A Perspective Around Regrets
This is a difficult topic to tackle, but let’s try. It’s not necessarily about having regrets, or why they exist, but more a perspective around regrets that might be new to you.
To quickly define it, you feel regret when something happened that didn’t produce the result you wanted, but more particularly, you realize that you could have done something differently that would have influenced the result. This goes for steps that you did or didn’t take, and the action or inaction that in hindsight was the wrong decision.
What happens with regret is it consumes us. We let it hold more mental bandwidth than it’s worth and preoccupy us.

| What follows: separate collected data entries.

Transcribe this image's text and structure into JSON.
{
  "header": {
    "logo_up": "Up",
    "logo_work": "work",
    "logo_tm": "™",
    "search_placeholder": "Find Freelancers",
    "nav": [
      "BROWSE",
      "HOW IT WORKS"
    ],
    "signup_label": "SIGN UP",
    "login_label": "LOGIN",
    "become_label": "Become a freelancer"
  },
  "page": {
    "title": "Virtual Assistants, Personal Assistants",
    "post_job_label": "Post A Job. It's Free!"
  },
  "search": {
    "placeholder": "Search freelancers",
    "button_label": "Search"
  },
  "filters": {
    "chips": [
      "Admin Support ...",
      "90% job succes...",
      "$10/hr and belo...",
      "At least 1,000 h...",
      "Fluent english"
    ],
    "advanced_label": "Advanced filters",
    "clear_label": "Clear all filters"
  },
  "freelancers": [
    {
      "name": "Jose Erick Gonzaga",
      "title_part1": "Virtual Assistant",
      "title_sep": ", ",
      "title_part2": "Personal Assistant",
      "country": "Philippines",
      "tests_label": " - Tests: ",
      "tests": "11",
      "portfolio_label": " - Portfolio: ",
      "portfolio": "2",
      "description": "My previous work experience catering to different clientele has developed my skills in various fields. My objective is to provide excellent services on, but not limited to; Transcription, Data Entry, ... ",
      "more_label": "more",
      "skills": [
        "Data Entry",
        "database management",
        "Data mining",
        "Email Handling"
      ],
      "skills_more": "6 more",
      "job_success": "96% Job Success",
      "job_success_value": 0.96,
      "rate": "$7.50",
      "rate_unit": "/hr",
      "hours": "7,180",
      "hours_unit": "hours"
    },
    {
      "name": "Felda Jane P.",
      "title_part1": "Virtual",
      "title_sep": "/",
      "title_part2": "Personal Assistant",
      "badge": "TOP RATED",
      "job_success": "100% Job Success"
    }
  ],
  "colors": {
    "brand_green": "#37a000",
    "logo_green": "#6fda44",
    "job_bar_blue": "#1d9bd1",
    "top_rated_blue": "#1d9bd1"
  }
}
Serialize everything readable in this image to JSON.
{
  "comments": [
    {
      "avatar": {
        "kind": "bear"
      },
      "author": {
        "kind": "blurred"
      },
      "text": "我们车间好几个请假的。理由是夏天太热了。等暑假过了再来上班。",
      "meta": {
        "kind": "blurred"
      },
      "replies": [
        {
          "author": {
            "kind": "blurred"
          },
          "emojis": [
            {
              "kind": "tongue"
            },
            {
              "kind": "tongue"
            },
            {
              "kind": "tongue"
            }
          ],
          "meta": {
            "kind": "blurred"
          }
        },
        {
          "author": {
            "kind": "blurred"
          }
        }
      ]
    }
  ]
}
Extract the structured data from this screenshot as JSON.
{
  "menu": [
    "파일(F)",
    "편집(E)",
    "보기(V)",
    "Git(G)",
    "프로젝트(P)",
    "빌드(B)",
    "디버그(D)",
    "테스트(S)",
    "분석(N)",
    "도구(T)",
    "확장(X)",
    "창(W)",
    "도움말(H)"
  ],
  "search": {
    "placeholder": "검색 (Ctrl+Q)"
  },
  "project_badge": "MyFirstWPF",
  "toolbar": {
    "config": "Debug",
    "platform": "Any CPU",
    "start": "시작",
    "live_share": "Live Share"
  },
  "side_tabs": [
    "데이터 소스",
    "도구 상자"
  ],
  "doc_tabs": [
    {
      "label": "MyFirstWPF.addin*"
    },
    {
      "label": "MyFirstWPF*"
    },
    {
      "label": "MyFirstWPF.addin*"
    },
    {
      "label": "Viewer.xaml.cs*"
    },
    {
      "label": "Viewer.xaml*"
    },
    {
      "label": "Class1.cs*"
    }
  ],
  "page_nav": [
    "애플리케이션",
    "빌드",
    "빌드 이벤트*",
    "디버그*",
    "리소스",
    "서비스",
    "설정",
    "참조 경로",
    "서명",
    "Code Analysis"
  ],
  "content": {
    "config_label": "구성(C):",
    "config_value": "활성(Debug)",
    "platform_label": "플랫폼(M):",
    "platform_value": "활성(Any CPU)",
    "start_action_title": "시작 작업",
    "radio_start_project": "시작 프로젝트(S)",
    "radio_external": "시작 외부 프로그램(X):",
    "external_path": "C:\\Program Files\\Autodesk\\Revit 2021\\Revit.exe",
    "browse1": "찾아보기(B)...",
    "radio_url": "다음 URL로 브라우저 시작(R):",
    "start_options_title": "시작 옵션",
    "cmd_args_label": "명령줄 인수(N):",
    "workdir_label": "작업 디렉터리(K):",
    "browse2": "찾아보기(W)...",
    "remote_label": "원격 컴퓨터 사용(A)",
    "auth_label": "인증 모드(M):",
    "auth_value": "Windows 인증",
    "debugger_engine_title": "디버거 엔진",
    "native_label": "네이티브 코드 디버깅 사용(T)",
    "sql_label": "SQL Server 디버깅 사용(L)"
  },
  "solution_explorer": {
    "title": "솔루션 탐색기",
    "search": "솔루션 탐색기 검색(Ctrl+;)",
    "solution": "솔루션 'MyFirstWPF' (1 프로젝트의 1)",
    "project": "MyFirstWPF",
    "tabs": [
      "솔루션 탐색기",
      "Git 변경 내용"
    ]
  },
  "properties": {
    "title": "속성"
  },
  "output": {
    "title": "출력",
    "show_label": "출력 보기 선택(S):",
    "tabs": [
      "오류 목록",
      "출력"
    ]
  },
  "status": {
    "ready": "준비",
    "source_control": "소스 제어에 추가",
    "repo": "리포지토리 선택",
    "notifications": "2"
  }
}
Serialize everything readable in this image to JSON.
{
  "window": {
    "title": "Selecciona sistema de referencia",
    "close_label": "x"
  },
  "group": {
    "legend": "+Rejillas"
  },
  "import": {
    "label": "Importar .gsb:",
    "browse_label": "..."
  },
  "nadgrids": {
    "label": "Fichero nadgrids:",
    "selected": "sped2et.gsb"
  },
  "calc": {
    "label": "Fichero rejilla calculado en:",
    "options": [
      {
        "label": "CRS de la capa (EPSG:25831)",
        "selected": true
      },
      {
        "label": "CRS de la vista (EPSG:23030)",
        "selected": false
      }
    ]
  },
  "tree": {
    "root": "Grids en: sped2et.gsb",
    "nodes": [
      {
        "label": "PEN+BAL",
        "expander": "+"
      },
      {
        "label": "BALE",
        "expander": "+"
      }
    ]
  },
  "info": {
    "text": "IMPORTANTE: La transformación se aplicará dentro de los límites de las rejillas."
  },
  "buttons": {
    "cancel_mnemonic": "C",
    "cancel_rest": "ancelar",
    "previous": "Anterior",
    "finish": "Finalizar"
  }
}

But in every moment we are making more decisions that generate results, and if we aren’t as present as we should be in those moments we’re more likely to do things incorrectly and do things we’ll later regret.
For example - And I don’t know the first thing about this but let’s say you almost bought Bitcoin 10 years ago. You regret having not taken action, and that regret distracts you from seeing the opportunity to invest today, because it very well still could be the right decision.
Or, let’s say you didn’t study a topic as hard as you wish you did in college because it would be valuable for you now. You could feel sorry for yourself and regretful for not making the most of that opportunity, or you could take the time to bridge that knowledge gap right now.
Regrets have a compounding nature to them, one thing leads to the next and leads to the next, but being mindful that you’re still making decisions about that thing today allows you to start correcting it.